INVERCLYDE

 

LENGTH 37m

BEAM 7m

215 TONS

 

 

 

The Inverclyde was a Royal Navy requisitioned Steam Trawler, built in 1914. During WW1 there was a large programme of purchasing trawlers to provide a cheap anti submarine, minesweeping and patrol services. Many trawlers were purchased and converted. The Royal Navy settled on three standard designs. Mersey, Castle and the Strath. The Inverclyde fall into the smaller Strath design. Light armament were supplied. The Mersey's, Castles and Strath's all carried one 12-pounder gun.
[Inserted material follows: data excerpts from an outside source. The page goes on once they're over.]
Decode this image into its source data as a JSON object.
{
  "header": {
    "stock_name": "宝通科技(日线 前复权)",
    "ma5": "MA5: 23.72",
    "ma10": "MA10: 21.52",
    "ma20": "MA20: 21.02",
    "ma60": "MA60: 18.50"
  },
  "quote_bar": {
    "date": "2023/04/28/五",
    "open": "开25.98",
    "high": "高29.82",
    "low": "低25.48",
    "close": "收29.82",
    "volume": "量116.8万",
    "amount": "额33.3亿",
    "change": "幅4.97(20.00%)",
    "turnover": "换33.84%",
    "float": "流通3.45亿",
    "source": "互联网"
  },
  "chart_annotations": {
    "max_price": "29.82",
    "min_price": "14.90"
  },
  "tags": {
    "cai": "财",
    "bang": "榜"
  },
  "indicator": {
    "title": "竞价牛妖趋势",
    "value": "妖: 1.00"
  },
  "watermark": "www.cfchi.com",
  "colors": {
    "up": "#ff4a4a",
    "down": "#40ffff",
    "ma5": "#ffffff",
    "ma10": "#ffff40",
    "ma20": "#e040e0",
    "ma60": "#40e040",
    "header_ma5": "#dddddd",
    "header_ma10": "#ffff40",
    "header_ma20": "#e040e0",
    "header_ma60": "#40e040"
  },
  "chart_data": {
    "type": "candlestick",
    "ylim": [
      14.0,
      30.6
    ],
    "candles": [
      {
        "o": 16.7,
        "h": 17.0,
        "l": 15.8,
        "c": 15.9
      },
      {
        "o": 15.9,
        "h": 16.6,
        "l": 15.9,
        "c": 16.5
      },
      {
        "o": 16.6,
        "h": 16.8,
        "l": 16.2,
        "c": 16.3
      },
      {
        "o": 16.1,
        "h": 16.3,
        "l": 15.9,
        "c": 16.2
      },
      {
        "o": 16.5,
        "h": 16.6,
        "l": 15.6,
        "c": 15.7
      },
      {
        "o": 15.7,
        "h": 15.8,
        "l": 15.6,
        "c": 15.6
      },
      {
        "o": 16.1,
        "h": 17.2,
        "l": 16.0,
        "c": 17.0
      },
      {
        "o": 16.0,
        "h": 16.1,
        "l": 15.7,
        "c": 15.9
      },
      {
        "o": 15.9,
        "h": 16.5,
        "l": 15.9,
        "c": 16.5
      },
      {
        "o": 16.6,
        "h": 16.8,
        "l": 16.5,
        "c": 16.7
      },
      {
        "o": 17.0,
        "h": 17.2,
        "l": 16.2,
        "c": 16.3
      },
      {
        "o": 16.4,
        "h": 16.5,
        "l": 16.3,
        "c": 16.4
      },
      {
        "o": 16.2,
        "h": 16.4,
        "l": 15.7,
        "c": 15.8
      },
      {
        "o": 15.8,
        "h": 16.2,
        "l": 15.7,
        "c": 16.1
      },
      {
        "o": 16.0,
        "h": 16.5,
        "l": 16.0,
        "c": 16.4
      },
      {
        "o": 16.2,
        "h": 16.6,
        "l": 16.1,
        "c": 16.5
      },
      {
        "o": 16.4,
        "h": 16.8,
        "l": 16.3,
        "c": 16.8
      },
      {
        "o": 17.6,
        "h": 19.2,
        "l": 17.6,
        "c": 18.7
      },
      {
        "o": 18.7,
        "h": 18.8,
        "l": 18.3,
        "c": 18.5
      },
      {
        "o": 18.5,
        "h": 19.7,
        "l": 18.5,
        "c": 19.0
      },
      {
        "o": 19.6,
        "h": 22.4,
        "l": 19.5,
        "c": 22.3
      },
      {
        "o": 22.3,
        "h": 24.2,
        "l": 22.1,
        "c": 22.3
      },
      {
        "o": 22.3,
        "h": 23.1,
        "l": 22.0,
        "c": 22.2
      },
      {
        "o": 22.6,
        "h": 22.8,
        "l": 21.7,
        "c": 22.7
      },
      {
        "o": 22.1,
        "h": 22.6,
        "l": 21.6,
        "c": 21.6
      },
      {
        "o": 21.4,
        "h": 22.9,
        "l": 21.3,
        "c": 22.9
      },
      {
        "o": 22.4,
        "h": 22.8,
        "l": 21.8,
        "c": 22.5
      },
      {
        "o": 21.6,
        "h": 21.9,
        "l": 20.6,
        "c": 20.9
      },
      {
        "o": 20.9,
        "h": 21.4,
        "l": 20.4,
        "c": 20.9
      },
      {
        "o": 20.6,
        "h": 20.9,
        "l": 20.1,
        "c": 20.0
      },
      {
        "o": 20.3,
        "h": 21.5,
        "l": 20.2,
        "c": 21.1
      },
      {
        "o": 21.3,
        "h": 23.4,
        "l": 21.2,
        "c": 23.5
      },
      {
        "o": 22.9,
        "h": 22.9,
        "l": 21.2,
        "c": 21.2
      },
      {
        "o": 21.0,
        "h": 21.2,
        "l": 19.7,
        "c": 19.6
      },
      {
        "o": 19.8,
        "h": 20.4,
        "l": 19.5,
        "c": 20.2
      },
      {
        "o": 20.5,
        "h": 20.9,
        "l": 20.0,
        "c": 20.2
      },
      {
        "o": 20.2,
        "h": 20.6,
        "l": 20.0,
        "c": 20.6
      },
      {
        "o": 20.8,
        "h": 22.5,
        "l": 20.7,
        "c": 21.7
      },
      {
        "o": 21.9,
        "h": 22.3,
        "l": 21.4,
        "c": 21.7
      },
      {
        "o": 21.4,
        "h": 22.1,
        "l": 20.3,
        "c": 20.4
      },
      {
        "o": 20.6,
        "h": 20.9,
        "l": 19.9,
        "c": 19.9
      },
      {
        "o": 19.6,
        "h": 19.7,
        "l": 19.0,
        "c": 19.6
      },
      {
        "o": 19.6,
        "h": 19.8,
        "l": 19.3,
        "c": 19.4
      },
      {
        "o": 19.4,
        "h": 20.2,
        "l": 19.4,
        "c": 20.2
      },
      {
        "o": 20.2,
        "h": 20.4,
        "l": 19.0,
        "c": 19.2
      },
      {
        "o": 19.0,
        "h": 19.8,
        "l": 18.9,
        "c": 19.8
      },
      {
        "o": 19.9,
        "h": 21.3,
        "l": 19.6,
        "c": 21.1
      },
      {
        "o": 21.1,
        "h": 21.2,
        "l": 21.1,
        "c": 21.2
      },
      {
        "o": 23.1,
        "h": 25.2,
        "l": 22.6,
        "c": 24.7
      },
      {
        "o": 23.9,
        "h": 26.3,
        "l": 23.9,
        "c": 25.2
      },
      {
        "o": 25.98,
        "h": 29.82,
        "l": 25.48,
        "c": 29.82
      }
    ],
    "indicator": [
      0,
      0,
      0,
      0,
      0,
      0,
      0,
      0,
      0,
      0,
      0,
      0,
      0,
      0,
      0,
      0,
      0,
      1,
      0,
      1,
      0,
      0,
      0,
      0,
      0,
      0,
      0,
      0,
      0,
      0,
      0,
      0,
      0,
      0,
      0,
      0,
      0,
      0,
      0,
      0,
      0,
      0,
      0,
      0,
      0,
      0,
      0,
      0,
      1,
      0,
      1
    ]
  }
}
The Inverclyde had two doses of war service. In WW1 she was on minesweeping  and patrol duties, under her original name of Perihelion. Once demobbed she was renamed Ganock Rock, becoming the Inverclyde in time to be called up again in August 1939, for WW2. Why the Inverclyde was under tow on 16th October 1942 is unknown, but during the tow she sank. 

THE DIVE

Now this Steam trawler is a shallow wreck. Her boiler, which powered it's triple expansion engine, being the largest part being 3m high off the sandy-mud sea bed. West /North West of this is the mostly flat broken plates of the wreck, scattered over a wide area. This is a good novice training site and can lead into a drift dive.